Cuando te escucho tras el teléfono quisiera que me absorbiera y me llevara hasta tí a donde te encontraras, simplemente es algo complejo, te sueño dormida, te sueño despierta, me bloqueo mil veces, pensar para no pensarte, ni imaginar nada que pueda pasar, sólo acomplejo mis sentimientos y los dejo rodar en un cajón de siniestralidades y levito con ellos hacia ti. Ya hablarte por el móvil no es suficiente, ya escucharte a la distancia no es lo mismo, estas quemando poco a poco la satisfacción que con ello podría sentir sólo por un momento, queriendo ser un poco conformista.
Sólo un poco en este presente, porque el mañana no lo sé, todo no dura para siempre. Tengo miedo de esperar tanto y aburrirme de la gente, tengo miedo de cometer errores como los que tú haz cometido, y luego decir que no debió ser así como pasó, o que quizás el destino me juegue una mala baraja y se acabe el juego para siempre.
Simultáneamente me siento en un país lejano, en donde mis lágrimas se acurrucan al lado de los duendes, y en donde las flores caen del cielo, el olvido se aparta para rencor y pasión, se aprisionan de mis corazas y me penetran hasta el alma, en donde Dios sabe todo de mí y me acuchilla destellos de vida que no me corresponden. Me levanto y camino hacia el precipicio de emociones, porque la vida contigo se transforma a diario en una vuelta en la montaña rusa, en un deslizadero sin preguntas y con pensamientos, aquí realmente no se vale preguntar, sólo se cuenta el pasado y decimos que sabemos más que muchos, cambiamos historias y digamos que todo lo que tenemos y tuvimos no valió la pena, y que ahora en este despeñadero es cuando mas nos sentimos ahogados.

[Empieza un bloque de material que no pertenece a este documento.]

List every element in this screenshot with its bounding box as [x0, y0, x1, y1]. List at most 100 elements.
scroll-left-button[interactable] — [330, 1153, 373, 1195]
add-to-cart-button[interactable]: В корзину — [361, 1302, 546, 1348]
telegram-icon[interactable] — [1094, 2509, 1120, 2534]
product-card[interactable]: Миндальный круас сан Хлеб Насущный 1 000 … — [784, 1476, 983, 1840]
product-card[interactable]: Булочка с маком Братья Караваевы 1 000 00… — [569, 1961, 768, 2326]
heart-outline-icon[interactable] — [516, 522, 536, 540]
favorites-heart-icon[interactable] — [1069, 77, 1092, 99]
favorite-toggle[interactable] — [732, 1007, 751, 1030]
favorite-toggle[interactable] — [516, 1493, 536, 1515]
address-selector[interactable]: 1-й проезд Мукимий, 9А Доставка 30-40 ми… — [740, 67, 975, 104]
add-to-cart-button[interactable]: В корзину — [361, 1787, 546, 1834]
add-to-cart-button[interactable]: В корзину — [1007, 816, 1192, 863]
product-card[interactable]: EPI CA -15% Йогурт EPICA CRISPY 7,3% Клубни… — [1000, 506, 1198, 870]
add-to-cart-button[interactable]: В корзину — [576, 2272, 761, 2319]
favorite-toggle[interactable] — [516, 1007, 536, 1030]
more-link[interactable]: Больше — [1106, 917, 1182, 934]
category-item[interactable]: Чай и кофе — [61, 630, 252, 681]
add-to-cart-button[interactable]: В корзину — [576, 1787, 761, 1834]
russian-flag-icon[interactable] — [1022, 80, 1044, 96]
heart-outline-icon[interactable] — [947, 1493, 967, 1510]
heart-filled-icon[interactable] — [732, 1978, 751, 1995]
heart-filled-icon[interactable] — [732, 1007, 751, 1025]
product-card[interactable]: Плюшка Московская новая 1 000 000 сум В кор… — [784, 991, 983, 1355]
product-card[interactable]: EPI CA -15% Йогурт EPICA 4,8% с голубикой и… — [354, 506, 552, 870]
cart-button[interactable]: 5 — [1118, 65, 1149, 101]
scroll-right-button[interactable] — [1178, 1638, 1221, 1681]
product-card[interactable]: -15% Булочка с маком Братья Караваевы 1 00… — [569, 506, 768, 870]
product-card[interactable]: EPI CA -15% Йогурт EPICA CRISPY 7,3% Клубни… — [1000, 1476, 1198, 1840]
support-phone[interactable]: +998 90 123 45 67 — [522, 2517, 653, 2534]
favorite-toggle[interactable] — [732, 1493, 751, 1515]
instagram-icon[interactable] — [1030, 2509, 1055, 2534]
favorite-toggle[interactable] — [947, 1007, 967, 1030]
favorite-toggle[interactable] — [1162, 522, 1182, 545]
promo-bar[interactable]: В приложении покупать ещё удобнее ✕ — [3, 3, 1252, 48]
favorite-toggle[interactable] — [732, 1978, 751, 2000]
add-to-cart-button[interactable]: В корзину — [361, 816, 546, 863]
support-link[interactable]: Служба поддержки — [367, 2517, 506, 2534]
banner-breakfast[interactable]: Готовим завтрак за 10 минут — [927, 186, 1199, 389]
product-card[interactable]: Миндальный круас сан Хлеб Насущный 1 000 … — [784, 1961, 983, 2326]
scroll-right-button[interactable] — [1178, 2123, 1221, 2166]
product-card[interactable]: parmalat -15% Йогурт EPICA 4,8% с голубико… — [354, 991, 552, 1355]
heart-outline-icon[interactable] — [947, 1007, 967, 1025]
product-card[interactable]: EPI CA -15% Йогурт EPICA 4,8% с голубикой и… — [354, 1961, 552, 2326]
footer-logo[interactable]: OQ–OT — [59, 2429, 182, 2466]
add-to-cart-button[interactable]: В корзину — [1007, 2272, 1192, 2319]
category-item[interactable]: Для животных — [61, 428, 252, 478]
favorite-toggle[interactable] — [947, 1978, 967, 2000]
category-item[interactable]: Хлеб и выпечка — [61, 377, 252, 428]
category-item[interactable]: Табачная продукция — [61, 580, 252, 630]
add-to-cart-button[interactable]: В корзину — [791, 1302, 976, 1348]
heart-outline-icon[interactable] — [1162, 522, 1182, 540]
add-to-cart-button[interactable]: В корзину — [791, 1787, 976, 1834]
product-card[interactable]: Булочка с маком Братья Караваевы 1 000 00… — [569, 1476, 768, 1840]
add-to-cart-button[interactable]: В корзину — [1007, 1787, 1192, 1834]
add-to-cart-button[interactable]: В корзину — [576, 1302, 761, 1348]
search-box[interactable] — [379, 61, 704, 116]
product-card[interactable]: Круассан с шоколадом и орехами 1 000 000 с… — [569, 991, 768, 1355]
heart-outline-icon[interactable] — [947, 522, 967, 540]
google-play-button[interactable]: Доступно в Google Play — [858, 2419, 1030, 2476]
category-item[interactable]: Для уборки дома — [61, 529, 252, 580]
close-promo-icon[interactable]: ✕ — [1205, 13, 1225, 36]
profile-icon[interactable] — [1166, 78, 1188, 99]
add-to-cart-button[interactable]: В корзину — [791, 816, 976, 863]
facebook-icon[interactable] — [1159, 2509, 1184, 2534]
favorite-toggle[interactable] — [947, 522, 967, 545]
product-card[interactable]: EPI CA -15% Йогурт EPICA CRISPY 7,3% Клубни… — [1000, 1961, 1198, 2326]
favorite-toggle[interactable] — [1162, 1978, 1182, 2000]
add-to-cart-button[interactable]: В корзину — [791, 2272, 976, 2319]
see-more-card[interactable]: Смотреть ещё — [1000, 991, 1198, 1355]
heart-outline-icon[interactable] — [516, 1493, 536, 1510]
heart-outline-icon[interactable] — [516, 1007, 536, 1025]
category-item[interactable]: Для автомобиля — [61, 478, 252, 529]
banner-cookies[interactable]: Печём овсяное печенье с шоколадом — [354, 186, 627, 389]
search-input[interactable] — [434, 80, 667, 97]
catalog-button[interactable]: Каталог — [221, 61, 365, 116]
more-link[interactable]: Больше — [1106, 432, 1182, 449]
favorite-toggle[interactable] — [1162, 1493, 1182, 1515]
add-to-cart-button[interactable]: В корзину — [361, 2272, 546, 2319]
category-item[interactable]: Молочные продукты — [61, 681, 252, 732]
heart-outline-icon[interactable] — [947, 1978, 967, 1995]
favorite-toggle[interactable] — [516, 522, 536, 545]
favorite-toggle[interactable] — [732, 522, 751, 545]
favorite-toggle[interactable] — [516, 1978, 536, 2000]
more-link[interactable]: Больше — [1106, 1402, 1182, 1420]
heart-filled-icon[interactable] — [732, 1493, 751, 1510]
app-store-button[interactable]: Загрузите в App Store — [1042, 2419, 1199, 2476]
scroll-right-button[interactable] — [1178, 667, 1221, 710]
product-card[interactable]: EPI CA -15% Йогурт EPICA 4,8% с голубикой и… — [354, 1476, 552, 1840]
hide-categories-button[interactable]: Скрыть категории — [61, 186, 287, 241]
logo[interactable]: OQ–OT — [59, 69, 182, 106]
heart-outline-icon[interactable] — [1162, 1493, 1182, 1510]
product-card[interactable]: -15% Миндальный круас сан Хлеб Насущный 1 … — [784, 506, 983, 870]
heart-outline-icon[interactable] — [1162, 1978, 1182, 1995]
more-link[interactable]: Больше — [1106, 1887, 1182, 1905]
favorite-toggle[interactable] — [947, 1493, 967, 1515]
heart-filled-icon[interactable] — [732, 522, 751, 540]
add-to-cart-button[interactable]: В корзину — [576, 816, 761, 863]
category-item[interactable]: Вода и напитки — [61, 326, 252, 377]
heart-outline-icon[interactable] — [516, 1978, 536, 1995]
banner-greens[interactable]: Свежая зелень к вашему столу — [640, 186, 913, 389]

Muchas noches mi alma sale a pasear, se siente tan frustrada de ese mundo que necesita aire fresco, obviamente me trae visiones, que desentonan conmigo al despertar, pero a la vez me encantan; son pequeñas escapadas de mi mente y de mi ser, creo que me gritan ciegamente y yo aún no he querido escuchar por ti, sólo por tí, y por mi en este preciso momento, no es el primer paseo que da, ya ha dado varios y consigo me ha traído muchas cosas importante en esta vida, aún no te anuncia, aunque una historia fugaz de hace muchos años, reveló a alguien en mi cabeza, paisajes y momentos, no sé si eres tú, es alguien que vendrá o es el recuerdo vanal de alguien que ya estuvo y me persigue aún, sólo se que todo ellos me deja un dolor inmenso de cuello, por más que quiero dormir en una posición amanezco igual, he movido la almohada, la cama, las sabanas, no sé si es que mi cuerpo amalgamado te busca sin cesar, o que ya esta cansado de estar en el mismo lugar, en la misma posición, debe ser por ello que mi alma sale de paseo. Paseos que me gustan (repito), me siento yo.... me siento liberada, pero bastante sola. He pensado bastante eso de estar sola, si lo estoy, pero eso es lo que he querido siempre estar justamente como estoy ahora, quizás pensé que un poco más sola, pero tengo y obtuve lo que quise, me ha costado bastante tomar algunas decisiones, que aún siento en el fondo que me duelen, pero es lo que tengo ahora. Aunque mis lágrimas salen de vez en cuando a ver el exterior, y mis lentes de contacto se empañan de tanta humedad, lo lógico es que me sienta mal, pero en el fondo, de medio y arriba y externo me siento mucho mejor sin mucha gente a mi alrededor, sin esa gente que atestado de intereses estuvo aquí justo en la puesta de sol de una casa vieja restaurada, ya no valoro los perfiles, ni los besos ni las caricias que te da el destino, muchos son besos ácidos e inmaduros, prefiero entonces que nadie me de ninguno.
Los sueños muchas veces son tan reales, que otras veces pienso que este es mi propio sueño, que no domino, que no ejecuto, que no manejo, que no atestiguo, será que realmente para eso estoy más clara, sólo para escuchar a los demás, para que me escuchen otra vez, y otra vez, y una vez más yo a ellos, la sociedad se ha convertido en una malgama de retorcijones enfermizos por deseos que se les olvido terminar de cumplir. Ahora olvido todo ello con el mar, todo se lo a llevado las olas, el sol lo ha quemado desde mis poros, me encantan el mar, ahora me gusta más, no sé si es porque no estás, pero me gusta, me gusta tanto que fue él quien motorizó la huida de mi alma.